Décidément, avec Jean-Jacques Brot, il faut s’attendre à tout. Trois lignes dans l’édition du samedi des Nouvelles pour évoquer l’absence du Haussaire à une invitation australienne et voilà que le représentant de l’Etat réplique dans la foulée et se dit dans la ligne de mire du quotidien. Paranoïa ?

 

 

En page 7 de leur édition du 22 février, dans les textos, Les Nouvelles écrivent : « Colère. Invité à un dîner sur un navire étranger la semaine dernière, le Haut-commissaire Jean-Jacques Brot a refusé de se plier aux contrôles de sécurité et a rebroussé chemin. » Il n’en fallait pas plus pour que le représentant de l’Etat, plus que jamais sous le feu des projecteurs, prenne sa plus belle plume pour expliquer sa version des faits. « Une fois de plus, je suis pris en ligne de mire par Les Nouvelles : pourquoi ? Pour qui ? ». Excellente question, mais nous ne sommes pas persuadés que le quotidien s’acharne sur M. Brot. Bien au contraire…

Il n ‘empêche, le Haussaire a également déclaré qu’il tient à la disposition de tous les journalistes,  «  l’échange de lettres extrêmement amicales échangées avec Heidi Bootle, le 18, et après, la lettre d’excuses de la société Carnival, et je demanderai au membre  du gouvernement que j’aurais dû rejoindre au dîner à la table de Mme Bootle s’il veut bien donner sa version des faits « de l’intérieur » : son  accueil au gouvernement le lendemain a été plus qu’amical, ce qui, par parenthèse, contredit les rumeurs infondées qui circulent sur mon  « énervement » avant la réunion qui n’a pas pu se tenir, pour d’autres raisons : j’étais au contraire entouré de la chaleureuse amitié de  plusieurs membres du Gouvernement de toutes les tendances de la collégialité et donc, encore une fois, très heureux d’être avec eux. L’accident institutionnel qui a suivi relève d’une provocation qui m’a stupéfait. »

La faute à Matignon

Que s’est-il donc passé en début de semaine, la veille de l’incident avec Gilbert Tyuienon rue des Artifices ? L’explication de M. Brot : « Lundi 17 février au soir, je m’étais préparé à venir, accompagné d’un de mes fils, assister au  dîner auquel m’avait invité mon amie Heidi Bootle, Consule générale d’Australie à Nouméa. Toutes les formalités préalables avaient été accomplies dans la journée ; nous avions tout normalement remis nos passeports en échange de badges à l’entrée, accompagnés d’un agent du Consulat. Malheureusement, étant, au moment de passer sous le portique, en conversation avec un membre du cabinet du Premier ministre pour une question très urgente d’interprétation de la Jurisprudence Oesterlin sur la liste électorale spéciale,  je n’ai pas voulu – je le reconnais – me séparer de mon téléphone en passant sous le portique, ce qui a provoqué une réaction brutale de la part des agents de  la société de sécurité australienne privée du paquebot, en dépit de la demande expresse et renouvelée de l’agent du Consulat, qui avait compris l’importance de ma communication téléphonique. A partir d’un certain moment, c’est la représentation de la République française qui s’est trouvée entravée, contrairement à tous les usages diplomatiques, en pénétrant sur une  portion du territoire australien. »
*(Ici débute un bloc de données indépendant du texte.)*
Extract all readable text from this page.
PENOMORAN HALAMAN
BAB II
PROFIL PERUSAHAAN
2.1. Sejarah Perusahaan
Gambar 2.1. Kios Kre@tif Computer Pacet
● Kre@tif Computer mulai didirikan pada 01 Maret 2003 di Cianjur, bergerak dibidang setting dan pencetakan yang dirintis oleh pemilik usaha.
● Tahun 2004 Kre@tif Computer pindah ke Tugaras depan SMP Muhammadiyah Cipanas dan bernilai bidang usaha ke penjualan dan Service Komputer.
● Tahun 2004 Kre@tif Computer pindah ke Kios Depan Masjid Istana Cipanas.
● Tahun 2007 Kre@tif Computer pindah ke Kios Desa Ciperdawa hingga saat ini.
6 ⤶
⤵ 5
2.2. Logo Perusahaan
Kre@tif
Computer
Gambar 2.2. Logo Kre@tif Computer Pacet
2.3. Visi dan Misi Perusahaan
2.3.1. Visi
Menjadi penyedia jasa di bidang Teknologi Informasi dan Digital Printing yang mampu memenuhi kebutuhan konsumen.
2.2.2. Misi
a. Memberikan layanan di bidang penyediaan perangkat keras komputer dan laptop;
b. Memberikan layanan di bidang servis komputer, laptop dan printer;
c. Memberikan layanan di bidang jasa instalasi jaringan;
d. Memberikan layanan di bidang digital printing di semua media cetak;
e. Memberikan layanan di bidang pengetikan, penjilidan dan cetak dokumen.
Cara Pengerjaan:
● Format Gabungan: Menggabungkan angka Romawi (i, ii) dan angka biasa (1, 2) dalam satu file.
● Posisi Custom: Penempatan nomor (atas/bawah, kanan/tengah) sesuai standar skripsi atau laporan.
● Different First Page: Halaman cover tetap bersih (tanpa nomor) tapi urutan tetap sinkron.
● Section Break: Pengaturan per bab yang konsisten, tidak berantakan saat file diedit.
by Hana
La faute au corps électoral donc – sujet si polémique qu’il en vient même à perturber les cocktails et autres dîners – et à cet appel de Matignon pour en savoir plus une jurisprudence citée notamment par Mathias Chauchat. « Ayant alors préféré, non sans un mouvement d’humeur que je regrette, rebrousser chemin, j’ai reçu immédiatement un appel d’excuses d’Heidi Bootle. Plusieurs des invités m’ont dit le lendemain avoir été surpris de contrôles plus que tatillons. En temps ordinaire, je les accepte volontiers – et je défie quiconque de prouver le contraire! –, en la circonstance je ne pouvais  absolument pas transiger sur une question juridique cruciale pour les droits civiques des Calédoniens. »

 Nous pouvons donc être rassurés. Le représentant de l’Etat a fait de ces radiations de la liste spéciale une priorité, si prédominante aujourd’hui qu’elle peut même supplanter tout le reste…

Th. S.

Ce que devrait être le Haut-commissaire…

Dans un ouvrage qui fait référence, intitulé « Les institutions de la Nouvelle-Calédonie », François Garde, président de Tribunal administratif et fin connaisseur de la Nouvelle-Calédonie, évoque le rôle du Haut-commissaire et précise : « Sa présence aux réunions du gouvernement doit être multiforme : ni alibi, ni faire-valoir, ni partisan, il doit être référence juridique, source d’information, médiateur, acteur dans la recherche du compromis, garant de l’application du droit, négociateur permanent dans cet art calédonien de l’équilibre dynamique… » (p. 249)

Au lieu de ça…

On ne peut que conseiller au « gouverneur » Brot qu’il s’inspire de ces quelques orientations dans l’exercice de sa mission. Il ne semble en effet pas avoir intégré le fait que, sous le régime juridique et politique de l’Accord de Nouméa, le Haut-commissaire n’est ni l’exécutif de la Nouvelle-Calédonie, ni le préfet d’un département. A moins que les maladresses répétées, dont la dernière en date avec le vice-président du gouvernement, ne soient volontaires et participent d’une volonté de servir d’autres intérêts politiques que ceux du gouvernement français.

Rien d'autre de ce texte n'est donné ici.